I’ve been reading the new version of Michael Nygard‘s book, Release It, 2nd Ed. I read the first version of the book shortly after I first became an engineer and the book impacted my work greatly. Thus far, the quality of the second edition is on par with the first edition. One of the first things that Nygard discusses is “The Exception that grounded an airline” – the name of chapter 2. In this chapter, Nygard discusses a software bug that caused immense trouble for the airline – an issue with the reservation system that caused several flights to be grounded. Nygard shows the buggy code, what was done to fix the issue, and what patterns could have been employed to prevent the issue in the first place. Funnily enough, though, none of the large scale patterns of “Release It” needed to have been employed to prevent the airline from being grounded. Believe it or not, all that needed to be done to prevent the issue was for the Java developers who wrote the system to have properly used Java’s final keyword.

At the crux of the issue, was the following code:

Connection conn = null;
Statement stmt = null;
try {
    conn = connectionPool.getConnection();
    stmt = conn.createStatement();

    // Do the lookup logic
    // return the list of results
} finally {
    if (stmt != null) {
        stmt.close();
    }
    if (conn != null) {
        conn.close();
    }
}

Nygard goes on to discuss how this code can be fixed by paying attention to the exceptions thrown by close() methods. But, as stated above, the code could also have been trivially fixed by using the final keyword judiciously.

All too often, I see code like this:


void queryDb(final String queryParam) {
    Connection conn = null;
    Statement stmt = null;

    // do stuff with `conn`, `stmt`, and `queryParam`, and conditionally set
    // `conn` and `stmt` to something non-null.
}

The only variables that should have been final in the above method were conn and stmt. The variable queryParam was pointless to make final. By making conn and stmt final, we make it easy to reason about the state of the variable. This is because we know that it’s never null when it’s final (unless its initial state is null); we know that its value is the initial value, nothing else is possible. By making queryParam final, all that is really happening is noise pollution. We know that queryParam is always going to have that initial value passed into the method, its a trivial parameter that never changes. So, in my opinion, using the final keyword on such variables just adds noise. Really, we wanted conn and stmt to be final because, ideally, those variables should only get set once. As such, consider the following code:

public void getMyDataFinally() throws SQLException {
    final Connection conn = this.connectionFactory.newConnection();
    try {
        getMyDataFinallyWithConnection(conn);
    } finally {
        conn.close();
    }
}

private void getMyDataFinallyWithConnection(Connection conn) throws SQLException {
    final Statement statement = conn.createStatement();
    try {
        // Do the lookup logic
        // return the list of results
    } finally {
        statement.close();
    }
}

The above code fixes the issue present in Nygard’s version of the code, without any null checks, and most importantly, without paying attention to what exceptions are thrown by the close() method of objects, which was the cause of the issue that crashed the airline. All that needed to happen was to make conn and stmt final, and to refactor the code in such a way that allowed the compiler to guarantee that conn and stmt could only be set once.
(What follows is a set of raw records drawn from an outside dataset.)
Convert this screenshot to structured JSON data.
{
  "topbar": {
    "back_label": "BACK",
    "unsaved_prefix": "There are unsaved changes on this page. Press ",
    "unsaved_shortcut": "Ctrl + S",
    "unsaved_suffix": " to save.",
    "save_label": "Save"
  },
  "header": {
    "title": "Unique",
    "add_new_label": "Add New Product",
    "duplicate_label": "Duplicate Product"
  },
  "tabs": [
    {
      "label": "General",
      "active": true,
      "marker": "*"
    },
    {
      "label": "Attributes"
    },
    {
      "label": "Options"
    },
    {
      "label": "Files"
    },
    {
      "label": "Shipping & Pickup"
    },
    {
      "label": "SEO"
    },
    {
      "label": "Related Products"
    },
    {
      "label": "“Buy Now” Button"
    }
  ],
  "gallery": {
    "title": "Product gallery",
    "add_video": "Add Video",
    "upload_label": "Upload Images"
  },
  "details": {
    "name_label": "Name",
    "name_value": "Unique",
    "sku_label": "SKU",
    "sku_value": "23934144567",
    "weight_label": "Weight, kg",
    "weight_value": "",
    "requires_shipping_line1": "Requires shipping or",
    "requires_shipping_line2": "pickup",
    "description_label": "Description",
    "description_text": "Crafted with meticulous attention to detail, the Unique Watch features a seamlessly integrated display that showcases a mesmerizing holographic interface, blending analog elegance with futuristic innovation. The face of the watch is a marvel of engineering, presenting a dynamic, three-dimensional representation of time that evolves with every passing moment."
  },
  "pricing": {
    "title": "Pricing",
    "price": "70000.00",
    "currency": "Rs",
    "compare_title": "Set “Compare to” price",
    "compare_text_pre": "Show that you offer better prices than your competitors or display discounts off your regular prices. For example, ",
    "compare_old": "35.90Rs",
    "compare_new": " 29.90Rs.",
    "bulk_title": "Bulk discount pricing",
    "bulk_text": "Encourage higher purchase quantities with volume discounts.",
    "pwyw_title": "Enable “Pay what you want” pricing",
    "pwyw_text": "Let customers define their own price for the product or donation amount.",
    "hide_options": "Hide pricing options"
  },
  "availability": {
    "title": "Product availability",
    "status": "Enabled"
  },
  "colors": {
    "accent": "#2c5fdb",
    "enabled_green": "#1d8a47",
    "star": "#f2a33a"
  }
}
Note that the code is now more verbose – we have two methods, not just one. However, there are two benefits to using this approach:

  1. The code is easier to follow. There are no null-checks. We don’t need to reason about the state and whether or not conn and stmt have been set. We don’t need to worry about whether a variable has been set properly before we operate on it.
  2. The new methods are more cohesive. That is to say, they operate at different levels of abstraction. The getMyDataFinally() method operates at the level of abstraction pertaining to the connection, whereas the getMyDataFinallyWithConnection() method operates at the abstraction level dealing with the statement. Granted, it’s a pretty trivial difference. Nonetheless, this example demonstrates how making appropriate use of the final keyword forces one to factor their code in such a way that methods are more cohesive than they might otherwise be.

All in all, I really enjoy Nygard’s work. It’s an updated version of an industry standard with tons of wisdom. But, from my point of view, it’s interesting to think about how the final keyword could have saved millions of dollars for this airline. If you are reading this and don’t use the final keyword in your Java code well, it could probably save you from coding some bugs as well.